Let’s assume the task force heeds Dougherty’s advice and adds “teach a content-rich curriculum in the early grades” to its list of recommendations. Where could it find out what that looks like? Answer: the Common Core State Standards for English language arts and literacy. Not in the individual standards but in the narrative that accompanies them. There, the task force will find something absolutely essential but so far AWOL from its report: an understanding that reading comprehension comes not just from mastering reading skills but also from learning a great deal of academic subject matter and vocabulary.
The task force emphasizes having parents talk to their children more (and in more encouraging ways), improving reading skills instruction, and having children read more. These are necessary but insufficient recommendations. To accelerate knowledge and vocabulary acquisition, which will greatly boost the odds of meeting the task force’s milestones, parents and educators need to be as efficient as possible and start as early as possible.
The Common Core explains how. Start with the standards’ research appendix:
Word acquisition occurs up to four times faster…when students have become familiar with the domain of the discourse and encounter the word in different contexts….Hence, vocabulary development for these words occurs most effectively through a coherent course of study in which subject matters are integrated and coordinated across the curriculum and domains become familiar to the student over several days or weeks.
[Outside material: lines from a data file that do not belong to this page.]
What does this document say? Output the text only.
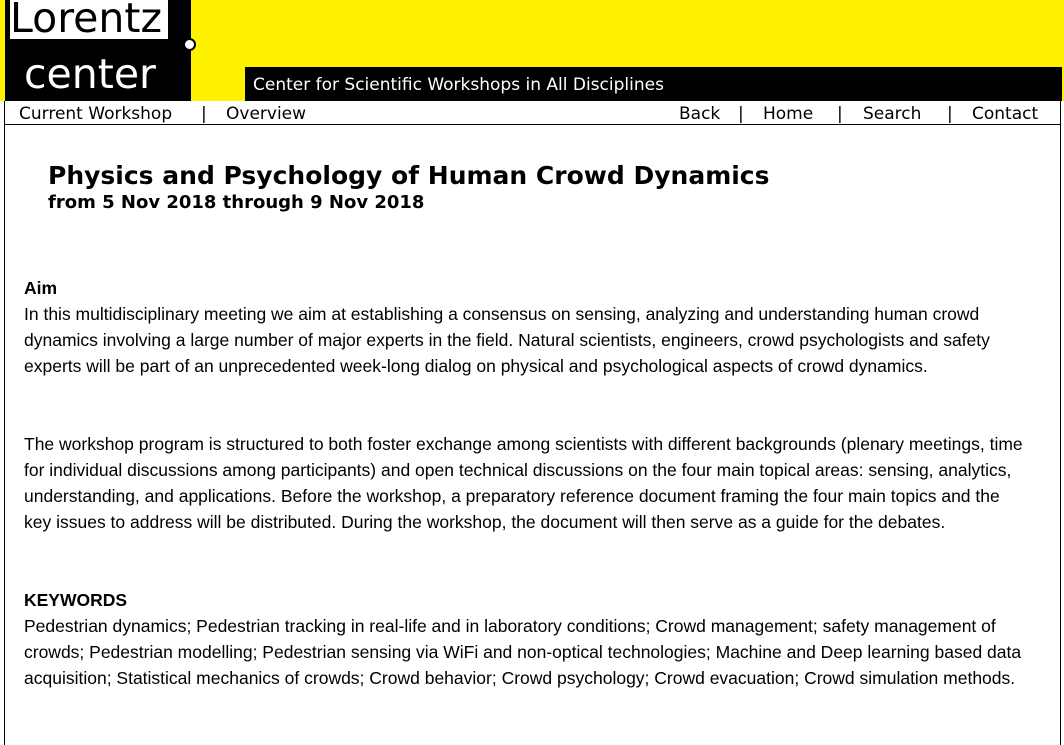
Lorentz
center	Center for Scientific Workshops in All Disciplines
Current Workshop | Overview	Back | Home | Search | Contact
Physics and Psychology of Human Crowd Dynamics
from 5 Nov 2018 through 9 Nov 2018
Aim

In this multidisciplinary meeting we aim at establishing a consensus on sensing, analyzing and understanding human crowd dynamics involving a large number of major experts in the field. Natural scientists, engineers, crowd psychologists and safety experts will be part of an unprecedented week-long dialog on physical and psychological aspects of crowd dynamics.

The workshop program is structured to both foster exchange among scientists with different backgrounds (plenary meetings, time for individual discussions among participants) and open technical discussions on the four main topical areas: sensing, analytics, understanding, and applications. Before the workshop, a preparatory reference document framing the four main topics and the key issues to address will be distributed. During the workshop, the document will then serve as a guide for the debates.

KEYWORDS

Pedestrian dynamics; Pedestrian tracking in real-life and in laboratory conditions; Crowd management; safety management of crowds; Pedestrian modelling; Pedestrian sensing via WiFi and non-optical technologies; Machine and Deep learning based data acquisition; Statistical mechanics of crowds; Crowd behavior; Crowd psychology; Crowd evacuation; Crowd simulation methods.
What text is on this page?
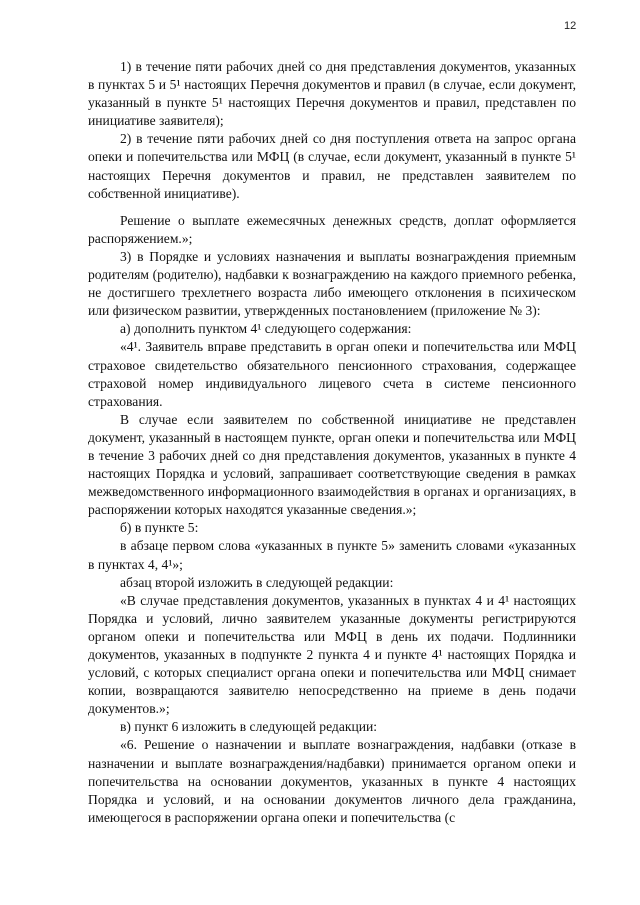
12

1) в течение пяти рабочих дней со дня представления документов, указанных в пунктах 5 и 5¹ настоящих Перечня документов и правил (в случае, если документ, указанный в пункте 5¹ настоящих Перечня документов и правил, представлен по инициативе заявителя);

2) в течение пяти рабочих дней со дня поступления ответа на запрос органа опеки и попечительства или МФЦ (в случае, если документ, указанный в пункте 5¹ настоящих Перечня документов и правил, не представлен заявителем по собственной инициативе).

Решение о выплате ежемесячных денежных средств, доплат оформляется распоряжением.»;

3) в Порядке и условиях назначения и выплаты вознаграждения приемным родителям (родителю), надбавки к вознаграждению на каждого приемного ребенка, не достигшего трехлетнего возраста либо имеющего отклонения в психическом или физическом развитии, утвержденных постановлением (приложение № 3):

а) дополнить пунктом 4¹ следующего содержания:

«4¹. Заявитель вправе представить в орган опеки и попечительства или МФЦ страховое свидетельство обязательного пенсионного страхования, содержащее страховой номер индивидуального лицевого счета в системе пенсионного страхования.

В случае если заявителем по собственной инициативе не представлен документ, указанный в настоящем пункте, орган опеки и попечительства или МФЦ в течение 3 рабочих дней со дня представления документов, указанных в пункте 4 настоящих Порядка и условий, запрашивает соответствующие сведения в рамках межведомственного информационного взаимодействия в органах и организациях, в распоряжении которых находятся указанные сведения.»;

б) в пункте 5:

в абзаце первом слова «указанных в пункте 5» заменить словами «указанных в пунктах 4, 4¹»;

абзац второй изложить в следующей редакции:

«В случае представления документов, указанных в пунктах 4 и 4¹ настоящих Порядка и условий, лично заявителем указанные документы регистрируются органом опеки и попечительства или МФЦ в день их подачи. Подлинники документов, указанных в подпункте 2 пункта 4 и пункте 4¹ настоящих Порядка и условий, с которых специалист органа опеки и попечительства или МФЦ снимает копии, возвращаются заявителю непосредственно на приеме в день подачи документов.»;

в) пункт 6 изложить в следующей редакции:

«6. Решение о назначении и выплате вознаграждения, надбавки (отказе в назначении и выплате вознаграждения/надбавки) принимается органом опеки и попечительства на основании документов, указанных в пункте 4 настоящих Порядка и условий, и на основании документов личного дела гражданина, имеющегося в распоряжении органа опеки и попечительства (с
Then, take a look at Common Core’s blueprint for a coherent course of study in K–5, where we learn that “texts—within and across grade levels—need to be selected around topics or themes that systematically develop the knowledge base of students. Within a grade level, there should be an adequate number of titles on a single topic that would allow children to study that topic for a sustained period.” Even better, we learn how to build knowledge before children can read: “Children in the early grades (particularly K–2) should participate in rich, structured conversations with an adult in response to the written texts that are read aloud, orally comparing and contrasting as well as analyzing and synthesizing.”
Everyone on the task force is busy, so I’ll boil it down. Parents shouldn’t just talk more; they should also read aloud more. And parents and teachers shouldn’t read aloud just one book on a topic; they should pick a topic and spend a couple of weeks reading aloud and discussing several books on that topic. If they do, many more boys of color will enter school ready to learn and will then come to read at grade level.